DO DISCURSO POLÍTICO...

O discurso político é, por excelência, o lugar de um jogo de máscaras.

Patrick Charaudeau

De maneira geral, usamos máscaras (saudáveis ou não). Suponho, entretanto, que nenhum segmento social representa mais, no que isso tem de pior, do que a classe política. Ora somos impedidos de ver aquilo revelador da coisa mascarada, ora o que vemos é reles imagem do velado. No fundo, temos, nas palavras de Charaudeau, um jogo de ser e parecer em que supostamente a pessoa não é enganada, pois reconhecer a máscara seria denunciar o simulacro.

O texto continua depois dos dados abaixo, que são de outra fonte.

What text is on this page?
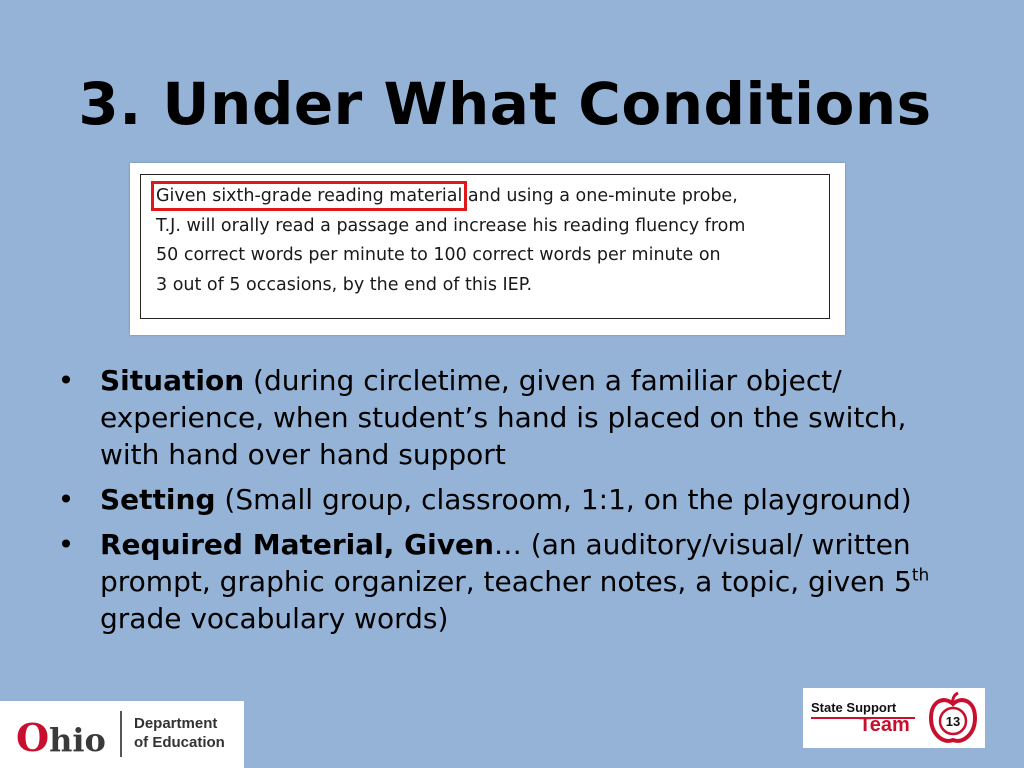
3. Under What Conditions
Given sixth-grade reading material and using a one-minute probe,
T.J. will orally read a passage and increase his reading fluency from
50 correct words per minute to 100 correct words per minute on
3 out of 5 occasions, by the end of this IEP.
• Situation (during circletime, given a familiar object/ experience, when student’s hand is placed on the switch, with hand over hand support
• Setting (Small group, classroom, 1:1, on the playground)
• Required Material, Given… (an auditory/visual/ written prompt, graphic organizer, teacher notes, a topic, given 5th grade vocabulary words)
Ohio Department
of Education
State Support
Team	13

Há um grau ainda mais gritante: trata-se do indivíduo cujo “brilho” é uma imutabilidade de essência, posto personagem e verdade serem exatamente a mesma coisa. Ou seja, o sujeito é a própria máscara, verdadeiro e falso, destarte, não se opõem. Os sentidos não ultrapassam as imagens adrede construídas. Assim, sua identidade será sempre um outro do qual nunca se tomará conhecimento, é uma patologia que vai ao túmulo.

Nos três casos, o não-dito constitui o nexo estruturante. Nos dois primeiros, somos capazes de arrancar as máscaras, o que se diz e o que não se diz, podemos mostrar as estratégias que nutrem os fingimentos, os simulacros, os embustes. São atores em ações enganosas que, não poucas vezes, não convencem, sequer persuadem.

O fato é que discursos políticos portam elementos que exigem dos recebedores cuidados críticos cada vez mais profundos. Neles, palavras e imagens tecem trilhas visando ao poder e os diversos sentidos, claro, hão de ser interpretados em seus contextos constitutivos. Precisamos, ensina Charaudeau, “tomar posição quanto às relações entre linguagem, ação, poder e verdade”. Há, nesse imbróglio, tentativas de arrastar o outro – forjando princípios de influências -, para o cumprimento de um desejo (o voto). Sem uma consciência dos efeitos embutidos nos silêncios, nas manipulações das máscaras, descambaremos para um vazio do desejável, em termos sociais, tomando lugar a politicalha e esta, na precisão “ruibarboseana”, é o envenenamento crônico dos povos negligentes e viciosos pela contaminação de parasitas inexoráveis.

Não há saída: toda política é lugar de ação. De modo que é imprescindível uma comunicação girando entre debates e convencimentos. Portanto, a Palavra é instrumento fundador. Nosso problema é que as coisas não são homogêneas, os interesses são múltiplos, as canalhices se metamorfoseiam e o público se entrecruza com as paixõezinhas rasteiras. Um caminho? Despertarmos o Olho da Sabedoria e avançarmos para além das aparências. Este olho, numa paráfrase nietzschiana, nos abre, com segurança, o universo do sentir, do ver, do ouvir, do suspeitar, do esperar e do sonhar coisas extraordinárias.